Frequently Asked Questions in the Routing of Plastics # 1
Over the past year and a half as we have been discussing plastic routing, some questions keep coming back. Many questions are material specific and many are associated with several plastics. Here is a summary of the more frequently asked questions. (All reference CNC routing of plastics unless otherwise stated.)
What can be done to improve the finish on a cut part?
Vary feed rates and spindle speed, use solid carbide tooling with material specific geometry. For soft plastics, use single edge solid carbide straight or spiral plastic O flute tools. For rigid plastic, use double edge solid carbide straight or spiral standard or O flute plastic geometry tools. (Figures 1 & 2)
What causes material to reweld either to the part or the tool?
Avoid dwelling in the cut by better programming techniques such as exit ramp corners rather than stop & go corners and ramp in rather than straight entry boring. Heat of course causes welding. Increased feed parts and/or decreased spindle speed helps stop heat buildup.
What can be done to avoid burns or clouding of acrylic in a hand or air router application?
Use two tools, one to rough out the shape and one to trim. Both tools should be solid carbide. The roughing tool can be a straight or spiral designed for acrylic routing. The first cut should leave approximately a 1/8 margin for the second pass. The second pass should be made with a three flute acrylic finish tool. (Figures 3 & 4)
What is the solution to stacked sheet routing when the sheets become welded together?

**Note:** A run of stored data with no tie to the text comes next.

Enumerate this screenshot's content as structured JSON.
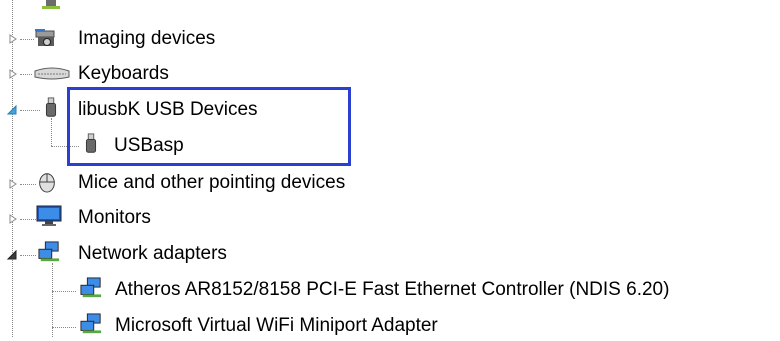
{
  "tree": {
    "items": [
      {
        "label": "Imaging devices",
        "icon": "camera-scanner-icon",
        "expanded": false
      },
      {
        "label": "Keyboards",
        "icon": "keyboard-icon",
        "expanded": false
      },
      {
        "label": "libusbK USB Devices",
        "icon": "usb-plug-icon",
        "expanded": true,
        "children": [
          {
            "label": "USBasp",
            "icon": "usb-plug-icon"
          }
        ]
      },
      {
        "label": "Mice and other pointing devices",
        "icon": "mouse-icon",
        "expanded": false
      },
      {
        "label": "Monitors",
        "icon": "monitor-icon",
        "expanded": false
      },
      {
        "label": "Network adapters",
        "icon": "network-adapter-icon",
        "expanded": true,
        "children": [
          {
            "label": "Atheros AR8152/8158 PCI-E Fast Ethernet Controller (NDIS 6.20)",
            "icon": "network-adapter-icon"
          },
          {
            "label": "Microsoft Virtual WiFi Miniport Adapter",
            "icon": "network-adapter-icon"
          }
        ]
      }
    ]
  },
  "highlight": {
    "color": "#2b3fd1"
  }
}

In some instances, spiral tools can accentuate this problem. A solid carbide straight O flute is recommended, either single or double edge, depending on feed rate and spindle speed. When fixtured properly, the individual sheets become a natural chip breaker. (Figure 5)
What is the solution to small parts moving when cut from vacuum drawn sheet goods?
The cutting forces may overcome the vacuum. Reduce the cutter diameter to the same thickness as the material cut (i.e. 1/8 diameter tool for 1/8 thick material) and use straight or slow helix downcut O flute solid carbide tools.
What is the solution to poor finish on plastic window and door parts cut on a machine designed for this purpose?
Try single or double edge solid carbide straight O flute tools instead of the recommended high-speed steel spirals if finish is a problem.
What does a small sign shop do for a tool to cut many different plastic materials?
Use solid carbide slow helix or straight O flute tools. These tools will cut a range of thermoplastic materials.
What is the best tool for cutting fiberglass reinforced parts with both CNC and air routers?
Trimming fiberglass can be accomplished with standard solid carbide FGR (fiberglass router - diamond cut) tools in both environments. Routing parts in a CNC environment is best done with chipbreaker type solid carbide tools. Routing fiberglass by hand is best done with straight flute carbide tipped tools (for added cutter body strength). (Figures 7, 8, & 9)
What is the difference in routing plastic and wood materials?
Plastic materials vary in consistency and abrasiveness from soft thermoplastics to abrasive reinforced thermosets just as wood varies from soft pine to abrasive teak or MDF. One tool will not cut all plastic materials well, just as one tool will not cut all wood. Additionally, plastic materials have unique physical properties that require unique geometry for an optimum finish. It is the exception, rather than the rule, when one tool will cut both plastic and wood or wood composites well.